Nonetheless, much progress was recorded as live payment systems in Africa experienced significant growth in 2023. They processed an unprecedented 49 billion transactions, worth over US$1trillion. This marks a substantial increase from 2019, with an average annual growth rate of 39 percent.
Pathways to enhanced financial inclusion
The SIIPS report calls for a concerted effort to address these challenges and ensure that payment systems are true enablers of financial inclusion. The report emphasised the importance of regulatory reforms, particularly in licensing and digital onboarding processes, to foster inclusivity.
“Regulators may apply direct licensing, indirect licensing…or a complementary mix of these approaches,” the report states, highlighting the country’s potential to lead these reforms through its ongoing efforts in financial consumer protection and Know Your Customer (KYC) innovations.
Moreover, the nation’s leadership in interoperability sets the stage for broader regional integration. The Pan-African Payment and Settlement System (PAPSS), which is live in the West African Monetary Zone (WAMZ) pilot countries – including Ghana – is poised to enhance cross-border payments and facilitate intra-African trade.
Role of stakeholders
For the nation to maintain its leadership position, stakeholders must align their efforts to address the persistent gaps in IPS. The report recommends that operators “pursue a not-for-loss or cost-recovery IPS business model” while enhancing user recourse mechanisms.
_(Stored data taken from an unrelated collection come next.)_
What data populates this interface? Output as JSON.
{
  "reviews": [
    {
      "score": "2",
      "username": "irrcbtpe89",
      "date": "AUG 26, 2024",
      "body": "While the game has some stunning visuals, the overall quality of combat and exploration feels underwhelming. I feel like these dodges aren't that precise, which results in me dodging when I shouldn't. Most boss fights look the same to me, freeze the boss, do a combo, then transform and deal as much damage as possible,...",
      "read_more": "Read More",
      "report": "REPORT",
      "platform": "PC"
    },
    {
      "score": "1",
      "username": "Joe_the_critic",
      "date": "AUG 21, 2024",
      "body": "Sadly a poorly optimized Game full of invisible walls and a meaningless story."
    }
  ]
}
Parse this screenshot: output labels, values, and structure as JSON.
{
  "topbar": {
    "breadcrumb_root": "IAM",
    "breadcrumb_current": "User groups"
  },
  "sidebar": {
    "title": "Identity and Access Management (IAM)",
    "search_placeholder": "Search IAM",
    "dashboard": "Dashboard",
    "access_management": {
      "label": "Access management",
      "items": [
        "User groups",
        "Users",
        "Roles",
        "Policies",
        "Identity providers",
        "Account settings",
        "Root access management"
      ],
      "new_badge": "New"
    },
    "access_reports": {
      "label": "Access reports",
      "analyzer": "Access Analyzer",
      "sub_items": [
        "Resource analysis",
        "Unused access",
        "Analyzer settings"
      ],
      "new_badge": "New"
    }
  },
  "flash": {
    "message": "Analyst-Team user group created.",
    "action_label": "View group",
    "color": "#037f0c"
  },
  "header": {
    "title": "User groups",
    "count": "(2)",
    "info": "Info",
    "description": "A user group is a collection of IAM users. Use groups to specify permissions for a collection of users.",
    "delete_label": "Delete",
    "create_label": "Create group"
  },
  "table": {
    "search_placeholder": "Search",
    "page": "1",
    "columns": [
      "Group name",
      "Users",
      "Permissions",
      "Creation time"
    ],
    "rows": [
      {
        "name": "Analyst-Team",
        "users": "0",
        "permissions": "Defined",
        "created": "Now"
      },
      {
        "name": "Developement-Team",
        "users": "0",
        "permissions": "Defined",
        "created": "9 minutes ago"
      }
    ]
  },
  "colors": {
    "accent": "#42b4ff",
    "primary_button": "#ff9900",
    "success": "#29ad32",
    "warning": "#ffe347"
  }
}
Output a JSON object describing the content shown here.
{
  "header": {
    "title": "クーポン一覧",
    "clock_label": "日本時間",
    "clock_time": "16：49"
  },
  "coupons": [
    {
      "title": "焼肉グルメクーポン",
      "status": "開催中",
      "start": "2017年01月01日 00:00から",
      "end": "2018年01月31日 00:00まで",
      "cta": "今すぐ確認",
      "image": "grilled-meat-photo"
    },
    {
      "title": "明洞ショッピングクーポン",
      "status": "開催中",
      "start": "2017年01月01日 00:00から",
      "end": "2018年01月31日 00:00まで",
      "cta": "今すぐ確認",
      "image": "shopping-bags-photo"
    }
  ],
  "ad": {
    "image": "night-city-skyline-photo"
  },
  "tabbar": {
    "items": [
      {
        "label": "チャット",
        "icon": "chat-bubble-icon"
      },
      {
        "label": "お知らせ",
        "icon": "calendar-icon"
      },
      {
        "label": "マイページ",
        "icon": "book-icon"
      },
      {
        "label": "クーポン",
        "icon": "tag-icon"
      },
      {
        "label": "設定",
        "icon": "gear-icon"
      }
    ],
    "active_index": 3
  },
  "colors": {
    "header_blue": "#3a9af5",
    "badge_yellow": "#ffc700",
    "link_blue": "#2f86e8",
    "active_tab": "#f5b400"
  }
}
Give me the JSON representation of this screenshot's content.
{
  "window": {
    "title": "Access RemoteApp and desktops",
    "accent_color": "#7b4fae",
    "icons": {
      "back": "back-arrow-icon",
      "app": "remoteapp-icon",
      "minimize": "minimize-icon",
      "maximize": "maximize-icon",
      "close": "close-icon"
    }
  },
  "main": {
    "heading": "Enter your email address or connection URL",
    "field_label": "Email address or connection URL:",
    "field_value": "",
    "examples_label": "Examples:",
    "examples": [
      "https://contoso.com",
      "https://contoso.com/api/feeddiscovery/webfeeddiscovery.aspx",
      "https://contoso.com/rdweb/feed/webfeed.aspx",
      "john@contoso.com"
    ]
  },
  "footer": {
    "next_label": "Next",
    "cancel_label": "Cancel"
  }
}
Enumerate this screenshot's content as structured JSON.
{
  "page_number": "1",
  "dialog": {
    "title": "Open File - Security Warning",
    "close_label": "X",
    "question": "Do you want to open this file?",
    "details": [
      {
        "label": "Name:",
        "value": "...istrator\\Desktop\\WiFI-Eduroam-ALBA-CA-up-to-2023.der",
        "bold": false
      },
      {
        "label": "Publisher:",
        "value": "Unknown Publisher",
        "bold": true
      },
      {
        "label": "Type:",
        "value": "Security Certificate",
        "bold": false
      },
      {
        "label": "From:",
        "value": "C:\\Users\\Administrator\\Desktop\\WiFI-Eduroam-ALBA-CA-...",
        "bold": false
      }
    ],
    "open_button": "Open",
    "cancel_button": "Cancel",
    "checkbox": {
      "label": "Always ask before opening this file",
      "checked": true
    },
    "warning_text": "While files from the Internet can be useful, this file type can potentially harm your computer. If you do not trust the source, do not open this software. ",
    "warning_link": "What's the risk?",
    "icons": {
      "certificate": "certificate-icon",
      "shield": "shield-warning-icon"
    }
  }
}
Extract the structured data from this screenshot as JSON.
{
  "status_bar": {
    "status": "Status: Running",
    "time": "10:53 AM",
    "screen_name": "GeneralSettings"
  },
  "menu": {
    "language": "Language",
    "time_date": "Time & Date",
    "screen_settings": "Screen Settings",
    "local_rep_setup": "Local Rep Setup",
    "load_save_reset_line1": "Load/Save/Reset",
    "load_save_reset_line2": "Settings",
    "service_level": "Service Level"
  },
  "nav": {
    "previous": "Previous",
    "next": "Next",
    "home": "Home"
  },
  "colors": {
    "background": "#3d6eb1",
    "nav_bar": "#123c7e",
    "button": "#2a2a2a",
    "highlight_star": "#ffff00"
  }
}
Policy-makers are urged to “develop and implement infrastructure reforms and introduce innovation-friendly regulations” to keep pace with technological advancements.
Speaking at the launch in Accra, the Director of Fintech and Innovation at the Bank of Ghana (BoG) pointed out the strategic importance of digital financial infrastructure, describing payment systems as “a powerful equaliser” with the potential to “connect people, bridge distances, enable opportunities and empower communities”.
He added that the continent has shown the world possibilities in evolving digital payment systems despite existing challenges.
Critical to the vision are five fundamental criteria for effective payment systems: they must be “instant, accessible, interoperable, secure and frictionless”.
He also stressed the urgency to deepen the inclusive financial ecosystem by leveraging technology as a mechanism for broader economic development.
“Africa, as a pioneer in financial technology, has shown the world possibilities in evolving digital payment systems. Yet, in spite of our agility and capacity to leapfrog, we know that for an impact to be truly widespread, payment systems must not only be instant but also accessible, interoperable, secure and frictionless,” Mr. Oppong explained.
“Let us be open, collaborative and, most of all, bold as we pursue the noble and necessary cause of financial inclusion,” he added.
In his remarks, Chief Executive Officer at AfricaNenda, Dr. Robert Ochola, reaffirmed his outfit’s commitment to supporting stakeholders in Ghana and beyond.
“Together with the World Bank and the United Nations Economic Commission for Africa, we are ready to further support relevant stakeholders in the IPS ecosystem,” he said.